La ricetta è semplice, ma prevede pazienza. Sicuramente non è una di quelle ricette last minute in quanto la preparazione può essere veloce ma il tempo per far si che le uova vengano essiccate sotto sale richiede dalle 48 alle 72 ore ( in base a temperatura ed umidità che ci sono in casa).

Il segreto è mescolare con il sale dello zucchero e delle spezie che diano il sapore caratteristico che voi sceglierete.

Vi lascio quì sotto la ricetta , spero sia di vostro gradimento!

"Custodire" e le mie uova marinate sotto sale
Autore: 
Cuisine: Italian
 
Ingredienti
  • 4 uova
  • 200 gr sale
  • 200 gr zucchero ( io ho usato quello di canna alla liquirizia)
  • pepe rosa q.b.
  • paprica dolce
Istruzioni
  1. Prendete una ciotola nella quale mischierete il sale , lo zucchero il pepe rosa e la paprica dolce. Prendere poi un piatto o una teglia e stendere tutto il composto creando delle piccole fosse nelle quali andremo a posizionare i tuorli delle uova. Tenere da parte ancora un po di sale e zucchero per andare a ricoprire per bene le uova.
  2. Prendete 4 uova, ripulite il bene il tuorlo dall'albume e posizionare ogni tuorlo nelle fossette che avevamo preparato col sale e lo zucchero. Ricoprire con la restante parte di zucchero e sale e coprire con un panno asciutto.

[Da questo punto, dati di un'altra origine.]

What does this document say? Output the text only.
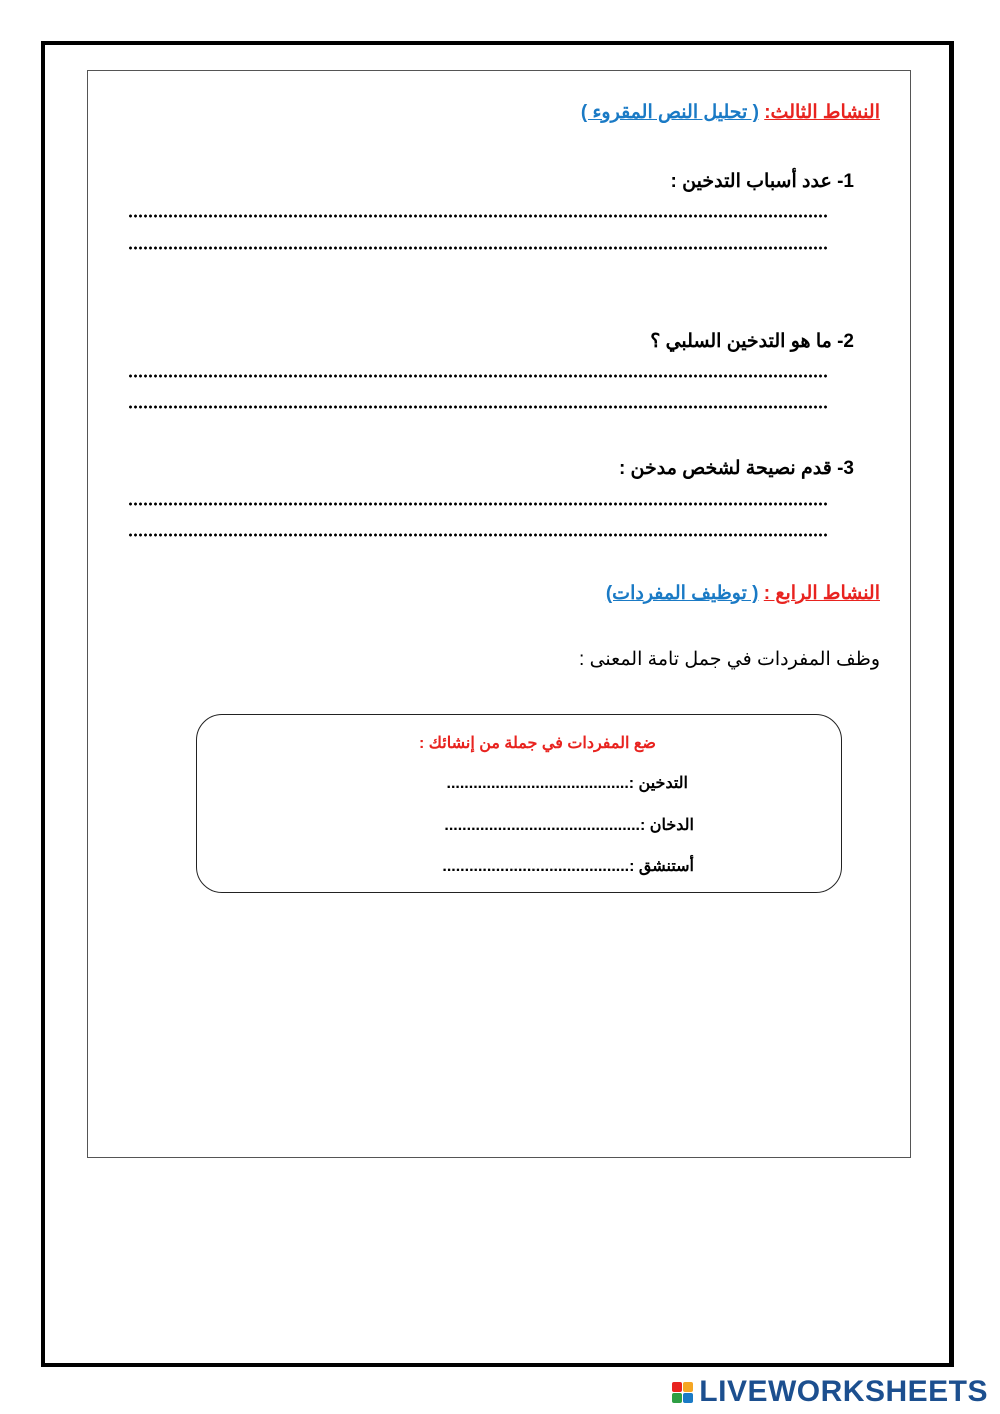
النشاط الثالث: ( تحليل النص المقروء )
1- عدد أسباب التدخين :
2- ما هو التدخين السلبي ؟
3- قدم نصيحة لشخص مدخن :
النشاط الرابع : ( توظيف المفردات)
وظف المفردات في جمل تامة المعنى :
ضع المفردات في جملة من إنشائك :
التدخين :.........................................
الدخان :............................................
أستنشق :..........................................
LIVEWORKSHEETS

  3. Riporre in frigo per 3 ore.
  4. Passate le 3 ore controllare se i tuorli avranno iniziato ad indurirsi leggermente e toglierli dal sale e lo zucchero posizionandoli su un tagliere asciutto.

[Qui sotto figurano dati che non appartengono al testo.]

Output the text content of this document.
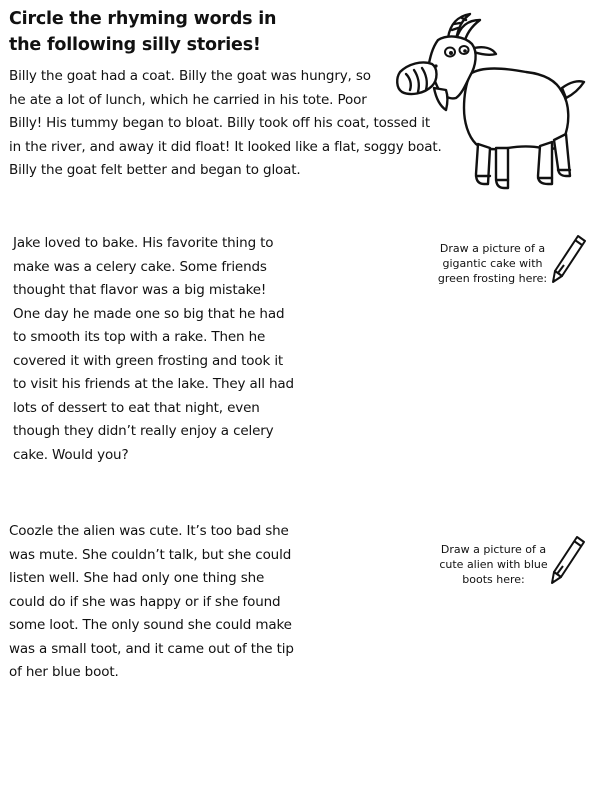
Circle the rhyming words in
the following silly stories!

Billy the goat had a coat. Billy the goat was hungry, so
he ate a lot of lunch, which he carried in his tote. Poor
Billy! His tummy began to bloat. Billy took off his coat, tossed it
in the river, and away it did float! It looked like a flat, soggy boat.
Billy the goat felt better and began to gloat.

Jake loved to bake. His favorite thing to
make was a celery cake. Some friends
thought that flavor was a big mistake!
One day he made one so big that he had
to smooth its top with a rake. Then he
covered it with green frosting and took it
to visit his friends at the lake. They all had
lots of dessert to eat that night, even
though they didn’t really enjoy a celery
cake. Would you?

Draw a picture of a
gigantic cake with
green frosting here:

Coozle the alien was cute. It’s too bad she
was mute. She couldn’t talk, but she could
listen well. She had only one thing she
could do if she was happy or if she found
some loot. The only sound she could make
was a small toot, and it came out of the tip
of her blue boot.

Draw a picture of a
cute alien with blue
boots here:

  5. Coprite con un panno e mettete ad asciugare fuori frigo in un ambiente non troppo umido per 48 ore.
  6. Passate le 48 ore noterete che le uova saranno molto più dure. Dovrete ottenere un risultato finale con la consistenza di un formaggio stagionato ( belle dure) . Se avete ancora bisogno, lasciatele asciugare ancora per 24 ore sempre coperte da uno strofinaccio asciutto.
  7. Quando saranno pronte potrete grattugiarle o mangiarle a scaglie!